Mari kita lihat kembali sejarah Islam pada masa pemerintahan Khalifah Harun Ar-Rasyid dan putranya Al Ma’mun untuk membandingkan konsep pendididkan saat masa kejayaan Islam dengan kondisi saat ini. Dinasti Abbasiyah ini mendirikan perpustakaan dunia yang luasnya sekitar 10 ha. Dan diberi nama perpustakaan Baitul Hikmah. Pada masa itu sistem pendidikan sangat maju. Karena para pemuda sangat bersemangat dalam menuntut ilmu.
Pada pendidikan dasar ada yang namanya kuthab yang disana diajarkan modal awal pendidikan yakni membaca dan menulis.

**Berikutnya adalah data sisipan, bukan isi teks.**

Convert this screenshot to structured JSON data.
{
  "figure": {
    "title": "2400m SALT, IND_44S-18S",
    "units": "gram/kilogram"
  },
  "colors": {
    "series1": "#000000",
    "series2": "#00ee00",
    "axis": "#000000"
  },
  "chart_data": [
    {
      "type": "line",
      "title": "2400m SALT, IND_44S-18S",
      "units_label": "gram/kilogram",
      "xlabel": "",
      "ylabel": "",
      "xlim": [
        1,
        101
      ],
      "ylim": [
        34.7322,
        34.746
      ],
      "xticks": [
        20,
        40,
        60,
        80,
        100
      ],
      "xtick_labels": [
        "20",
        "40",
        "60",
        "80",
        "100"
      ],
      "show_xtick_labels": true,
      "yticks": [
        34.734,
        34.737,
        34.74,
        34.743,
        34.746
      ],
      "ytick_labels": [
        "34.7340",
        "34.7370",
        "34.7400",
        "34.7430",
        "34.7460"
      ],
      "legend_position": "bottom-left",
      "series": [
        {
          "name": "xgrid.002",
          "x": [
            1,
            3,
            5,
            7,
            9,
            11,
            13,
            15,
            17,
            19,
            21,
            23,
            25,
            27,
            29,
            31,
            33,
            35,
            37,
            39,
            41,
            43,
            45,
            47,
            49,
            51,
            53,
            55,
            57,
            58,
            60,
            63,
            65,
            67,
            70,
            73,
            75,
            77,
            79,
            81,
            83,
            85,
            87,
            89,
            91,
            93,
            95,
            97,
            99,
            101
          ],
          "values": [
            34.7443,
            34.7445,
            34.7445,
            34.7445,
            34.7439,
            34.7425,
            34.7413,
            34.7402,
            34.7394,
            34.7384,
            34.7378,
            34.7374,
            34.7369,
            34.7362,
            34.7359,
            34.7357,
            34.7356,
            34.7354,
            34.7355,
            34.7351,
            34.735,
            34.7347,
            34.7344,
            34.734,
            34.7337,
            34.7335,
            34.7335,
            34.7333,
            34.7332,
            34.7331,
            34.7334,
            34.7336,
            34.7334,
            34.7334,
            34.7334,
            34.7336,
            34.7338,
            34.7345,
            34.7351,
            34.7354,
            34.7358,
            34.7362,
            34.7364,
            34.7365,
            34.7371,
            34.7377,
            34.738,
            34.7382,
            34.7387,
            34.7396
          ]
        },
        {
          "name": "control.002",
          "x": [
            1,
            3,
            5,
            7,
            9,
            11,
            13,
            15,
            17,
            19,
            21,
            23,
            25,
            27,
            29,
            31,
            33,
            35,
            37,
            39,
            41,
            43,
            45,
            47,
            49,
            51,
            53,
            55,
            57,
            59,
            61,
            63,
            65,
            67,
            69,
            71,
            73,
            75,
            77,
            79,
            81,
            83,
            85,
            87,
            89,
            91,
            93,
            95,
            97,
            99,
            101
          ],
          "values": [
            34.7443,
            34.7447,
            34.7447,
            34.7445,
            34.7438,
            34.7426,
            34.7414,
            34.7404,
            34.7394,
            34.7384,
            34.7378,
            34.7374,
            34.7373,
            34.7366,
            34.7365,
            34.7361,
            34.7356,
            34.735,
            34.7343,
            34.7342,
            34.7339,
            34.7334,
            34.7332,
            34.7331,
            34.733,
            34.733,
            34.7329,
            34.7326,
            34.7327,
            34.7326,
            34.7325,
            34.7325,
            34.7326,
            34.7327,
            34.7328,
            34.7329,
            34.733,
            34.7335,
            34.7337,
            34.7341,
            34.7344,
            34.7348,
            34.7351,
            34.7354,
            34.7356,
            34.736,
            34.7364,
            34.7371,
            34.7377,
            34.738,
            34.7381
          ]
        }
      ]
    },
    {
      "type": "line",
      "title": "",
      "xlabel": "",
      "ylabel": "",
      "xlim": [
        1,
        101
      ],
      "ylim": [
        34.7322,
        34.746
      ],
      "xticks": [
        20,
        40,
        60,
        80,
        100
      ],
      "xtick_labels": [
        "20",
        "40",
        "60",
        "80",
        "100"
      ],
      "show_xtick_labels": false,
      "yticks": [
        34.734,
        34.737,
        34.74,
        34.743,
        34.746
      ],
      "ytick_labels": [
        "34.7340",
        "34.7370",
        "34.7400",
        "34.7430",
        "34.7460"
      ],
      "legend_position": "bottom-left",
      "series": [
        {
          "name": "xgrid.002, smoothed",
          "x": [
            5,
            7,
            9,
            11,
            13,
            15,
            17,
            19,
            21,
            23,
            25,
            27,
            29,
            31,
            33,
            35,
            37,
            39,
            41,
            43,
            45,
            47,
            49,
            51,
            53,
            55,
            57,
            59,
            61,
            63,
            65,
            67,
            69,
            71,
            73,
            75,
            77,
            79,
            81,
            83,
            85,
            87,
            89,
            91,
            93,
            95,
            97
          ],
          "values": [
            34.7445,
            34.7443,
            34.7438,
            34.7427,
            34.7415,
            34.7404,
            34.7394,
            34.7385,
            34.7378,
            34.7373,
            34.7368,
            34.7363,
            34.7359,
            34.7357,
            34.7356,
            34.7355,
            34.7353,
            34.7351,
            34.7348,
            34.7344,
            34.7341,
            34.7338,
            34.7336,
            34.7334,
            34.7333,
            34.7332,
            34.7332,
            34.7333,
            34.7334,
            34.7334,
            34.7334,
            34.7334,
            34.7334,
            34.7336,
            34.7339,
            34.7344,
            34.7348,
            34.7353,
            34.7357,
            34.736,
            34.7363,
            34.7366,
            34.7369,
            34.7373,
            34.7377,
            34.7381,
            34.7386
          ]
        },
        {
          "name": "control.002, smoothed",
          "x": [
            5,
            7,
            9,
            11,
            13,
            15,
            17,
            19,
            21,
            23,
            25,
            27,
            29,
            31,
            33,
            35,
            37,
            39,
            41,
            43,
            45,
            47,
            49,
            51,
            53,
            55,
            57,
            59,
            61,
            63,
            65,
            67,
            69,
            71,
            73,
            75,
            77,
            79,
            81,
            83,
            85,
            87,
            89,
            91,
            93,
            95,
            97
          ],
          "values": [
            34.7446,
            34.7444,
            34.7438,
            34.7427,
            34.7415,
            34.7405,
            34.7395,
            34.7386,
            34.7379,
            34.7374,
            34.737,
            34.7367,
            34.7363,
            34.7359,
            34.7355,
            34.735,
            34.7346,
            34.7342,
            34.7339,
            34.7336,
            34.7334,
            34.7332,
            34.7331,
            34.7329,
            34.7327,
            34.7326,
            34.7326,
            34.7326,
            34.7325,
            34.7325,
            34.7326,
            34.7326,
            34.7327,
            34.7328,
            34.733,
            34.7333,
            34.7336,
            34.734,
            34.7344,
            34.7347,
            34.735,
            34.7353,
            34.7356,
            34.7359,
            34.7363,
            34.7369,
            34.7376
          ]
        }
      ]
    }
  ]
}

Kemudian ditingkat selanjutnya ada yang namanya halaqoh yakni murid duduk mengelilingi gurunya dan berdiskusi untuk mengkaji berbagai ilmu pengetahuan.
Mereka sangat takut jika tertinggal dari yang lain dalam belajar, para mahasiswa belajar siang dan malam, sehingga walaupun malam hari kota itu sangat ramai, ramai karena dipenuhi pelajar yang haus akan ilmu pengetahuan. Dan karena inilah Baghdad kemudian dijuluki negeri 1001 malam.
Pendidikan seharusnya diarahkan bukan sekadar pemenuhan dunia yang fana namun juga memprioritaskan kehidupan akhirat kelak yang kekal adanya. Allah memberikan segala hal khusus yang diberikan kepada manusia. Sudah selayaknya kita mengambil “spare part” yang diikutsertakan saat penciptaan manusia. Pengajaran di sekolah formal hendaknya diarahkan kepada tiga tujuan utama yaitu :
- Pembentukan syakhsiyah Islamiyah (kepribadian Islam) dengan landasan penguatan akidah dan ibadah. Pengenalan Alquran dan prinsip-prinsip dasar serta membiasakan sholat dan ibadah lainnya sejak dari taman kanak-kanak hingga perguruan tinggi.
- Penguasaan tsaqofah Islam sesuai proporsi yang telah ditetapkan pada setiap jenjang pendidikan. Tsaqofah Islam merupakan ilmu-ilmu yang dikembangkan berdasar aqidah Islam yang sekaligus menjadi sumber peradaban Islam.
- Penguasaan ilmu kehidupan berupa ilmu pengetahuan, perkembangan teknologi dan keahlian. Materinya bersifat penunjang dan bersifat terapan guna mempersiapkan generasi yang mandiri.
Dengan demikian, Pendidikan Islam dapat membentuk kepribadian seseorang, diakui sebagai kekuatan yang dapat menentukan prestasi dan produktifitas seseorang dengan mengedepankan adab sebelum ilmu berlandaskan keimanan.